Медведь лёг на землю и с трудом пополз к крыльцу, смиренно тычась мордой в траву, из глаз его текли слёзы. Оказавшись возле старика, он поднял огромную голову и робко лизнул шершавым языком руку отшельника. В его взгляде была мольба.
— Что, шарпальник, нашла коса на камень? — строго спросил тот, поглаживая сухой тёплой ладонью лобастую голову зверя. — Лобище-то тебе не по уму даден. На воинов возмечтал напасть? Ах, глупой! Это не ульи с пасеки воровать. Э-э, милый, да у тебя нос сухой...
Бурый виновато прижал уши, слыша укоризненный голос старца, опять просительно лизнул руку отшельника. Тот ощупал огромную вздувшуюся опухоль на плече зверя, осмотрел стрелу, глубоко вонзившуюся в тело гиганта, покачал головой.
— Придётся тебе потерпеть, озорник.
Гигант в знак согласия закрыл глаза и хрипло вздохнул, чутьём доверяя человеку, у которого такие тёплые руки и ласковый голос. Старик вернулся в избушку, вынес туесок из берёзовой коры, наполненный пахучим мёдом, склянку с мазью, острый нож.
— Свежой, надысь собрал, — сообщил он, ставя туесок перед зверем, холмом возвышавшимся над крыльцом. — Откушай, озорник, медок тебе силы придаст.
Гигант жадно потянулся к густому золотистому яству, зачавкал, жмурясь и довольно пофыркивая.
— То-то, а прошлой осенью хотел омшанник раскатать, бедовой, пришлось тебя попужать. Чай недоволен был?
Бурый, понимая, о чём идёт речь, виновато прижимал уши, дружелюбно проворчал, не переставая чавкать, мол, бурчи, бурчи, только мёд не отнимай.
Телега со скарбом воинов тяжело переваливалась на ухабах, скрипела. Когда скрип становился пронзительным, Степан отпрукивал плотную приземистую лошадку, вынимал из-под сиденья корчажку с дёгтем, помазок, смазывал ось.

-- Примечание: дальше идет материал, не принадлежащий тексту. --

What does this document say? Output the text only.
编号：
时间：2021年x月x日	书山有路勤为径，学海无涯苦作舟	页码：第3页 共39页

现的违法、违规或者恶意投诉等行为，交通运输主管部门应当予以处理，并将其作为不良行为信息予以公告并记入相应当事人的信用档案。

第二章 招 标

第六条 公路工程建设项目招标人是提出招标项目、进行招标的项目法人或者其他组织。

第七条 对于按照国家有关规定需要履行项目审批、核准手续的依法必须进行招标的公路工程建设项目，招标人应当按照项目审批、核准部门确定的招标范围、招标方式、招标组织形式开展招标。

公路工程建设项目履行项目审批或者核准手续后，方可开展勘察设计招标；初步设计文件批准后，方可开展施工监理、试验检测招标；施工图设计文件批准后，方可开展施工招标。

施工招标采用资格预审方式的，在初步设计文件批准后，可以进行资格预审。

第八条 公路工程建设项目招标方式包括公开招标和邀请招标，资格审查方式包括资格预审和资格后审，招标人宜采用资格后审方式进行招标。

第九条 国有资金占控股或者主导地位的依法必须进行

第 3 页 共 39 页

— Чудесник тот здесь недалече живе, — равнодушно сообщил он мимоходом. — Который с лешаем знается.
— Кудесник? — удивился Дмитрий. — Ведун, что ли?
— Ведун не ведун, хто их разбере. Народ молыт, старичина колдовство ведае.
— Како унюхали? Местной?
— Не-е, откудось прибрёл. Такой вражина... Все клепцы наши поломал. Злой, сотона, аки обр[18]! Наш поп к нему было наладился, так нехристь и близко подойти к себе не дал. Поп сказывал, будто на стену огняну наткнулся, индо борода затрешшала. Поп начал жило колдуна хрестить и молитву творить, а из жила через трубу столб огнянной вылетел. Поп и побег.